Tahu Gejrot merupakan kuliner khas dari Desa Jatiseeng, Kecamatan Ciledug, Kabupaten Cirebon, yang muncul sekitar sebelum era kemerdekaan sebagai bentuk kreativitas ekonomi masyarakat setempat. Nama “Gejrot” sendiri berasal dari kebiasaan pedagang saat menuangkan air bumbu kuah kental dari botol ke atas potongan tahu yang menimbulkan bunyi “jrot-jrot”. Awalnya, kudapan ini diciptakan oleh para buruh pabrik tahu milik warga keturunan Tionghoa yang memanfaatkan tahu pong (tahu kopong) yang tidak laku dijual, kemudian diolah dengan bumbu sederhana khas pedesaan seperti bawang merah, cabai rawit, dan air gula merah hingga akhirnya menjadi identitas kuliner Cirebon yang mendunia.

Resep & Cara Masak Tahu Gejrot (Simpel & Segar)

Bahan Utama:

  • 10-15 buah Tahu Pong (Tahu kulit yang kopong tengahnya)
  • Minyak goreng secukupnya

Bahan Kuah (The Soul of Tahu Gejrot):

  • 250 ml Air
  • 100 gram Gula Merah (pilih yang warnanya gelap agar kuah cantik)
  • 1 sdm Kecap Manis
  • 1 sdt Garam
  • 2 mata Asam Jawa (seduh dengan sedikit air panas)

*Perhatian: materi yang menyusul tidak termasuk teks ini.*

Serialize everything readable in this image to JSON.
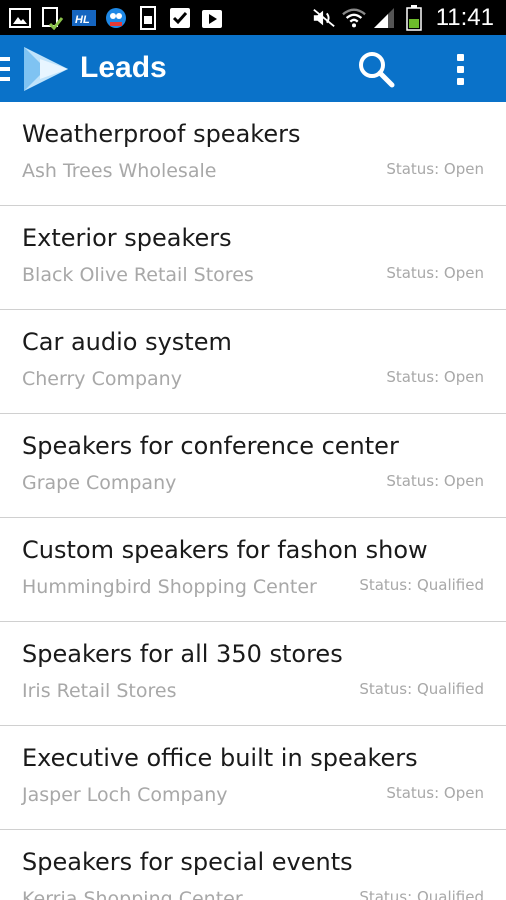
{
  "status_bar": {
    "left_icons": [
      "gallery-icon",
      "download-done-icon",
      "hl-app-icon",
      "game-app-icon",
      "sd-card-icon",
      "task-check-icon",
      "play-store-icon"
    ],
    "right_icons": [
      "mute-icon",
      "wifi-icon",
      "signal-icon",
      "battery-icon"
    ],
    "time": "11:41"
  },
  "action_bar": {
    "title": "Leads",
    "background": "#0a72c9",
    "icons": [
      "menu-icon",
      "app-logo-icon",
      "search-icon",
      "overflow-menu-icon"
    ]
  },
  "leads": [
    {
      "title": "Weatherproof speakers",
      "company": "Ash Trees Wholesale",
      "status": "Status: Open"
    },
    {
      "title": "Exterior speakers",
      "company": "Black Olive Retail Stores",
      "status": "Status: Open"
    },
    {
      "title": "Car audio system",
      "company": "Cherry Company",
      "status": "Status: Open"
    },
    {
      "title": "Speakers for conference center",
      "company": "Grape Company",
      "status": "Status: Open"
    },
    {
      "title": "Custom speakers for fashon show",
      "company": "Hummingbird Shopping Center",
      "status": "Status: Qualified"
    },
    {
      "title": "Speakers for all 350 stores",
      "company": "Iris Retail Stores",
      "status": "Status: Qualified"
    },
    {
      "title": "Executive office built in speakers",
      "company": "Jasper Loch Company",
      "status": "Status: Open"
    },
    {
      "title": "Speakers for special events",
      "company": "Kerria Shopping Center",
      "status": "Status: Qualified"
    }
  ]
}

Bumbu Ulek Kasar (Sesuai Selera Pedas):

  • 2 siung Bawang Putih
  • 4-6 siung Bawang Merah (biarkan agak banyak karena ini kunci gurihnya)
  • 10 buah Cabai Rawit Hijau (sesuai selera)

Cara Membuat:

  1. Rebus Kuah: Masukkan air, gula merah, kecap manis, garam, dan air asam jawa ke dalam panci. Masak hingga mendidih dan gula larut. Saring kuahnya dan biarkan hingga suhu ruang.
  2. Siapkan Tahu: Goreng sebentar tahu pong agar lebih garing, lalu potong-potong menjadi ukuran kecil. Sisihkan di atas piring tanah liat (cobek kecil).
  3. Ulek Bumbu: Ulek kasar bawang putih, bawang merah, dan cabai rawit hijau dengan sedikit garam. Ingat, jangan diulek halus, cukup sampai pecah saja agar aroma bawang mentahnya keluar.
  4. Penyajian: Letakkan bumbu ulek di atas tahu, lalu siram dengan kuah gula merah yang sudah dingin. Aduk rata agar bumbu ulek meresap ke dalam rongga tahu.

Trik Rahasia Tahu Gejrot “The Real Deal”

  1. Gunakan Cabai Rawit Hijau: Jangan gunakan cabai merah. Cabai rawit hijau memberikan aroma segar yang khas dan rasa pedas yang tidak menempel lama di lidah, sangat cocok dengan kuah asam manis.
  2. Jangan Ulek Bawang Sampai Halus: Kunci kelezatan tahu gejrot ada pada tekstur bawang merah mentah yang masih kasar. Saat tergigit, bawang merah mentah ini akan memberikan ledakan rasa gurih yang segar.
  3. Tahu Harus “Kopong”: Pastikan menggunakan tahu pong. Rongga di dalam tahu ini berfungsi untuk menyerap kuah seperti spons. Kalau pakai tahu padat, bumbunya hanya akan menempel di luar saja.
  4. Kuah Dingin vs Tahu Hangat: Siramkan kuah dalam keadaan suhu ruang ke tahu yang baru saja digoreng sebentar. Kontras suhu ini akan membuat tahu “menghisap” kuah lebih cepat dan maksimal.
  5. Gunakan Piring Tanah Liat: Secara tradisional, pori-pori dari piring tanah liat dipercaya bisa menjaga aroma bumbu ulek tetap stabil dan memberikan sensasi rasa yang lebih otentik.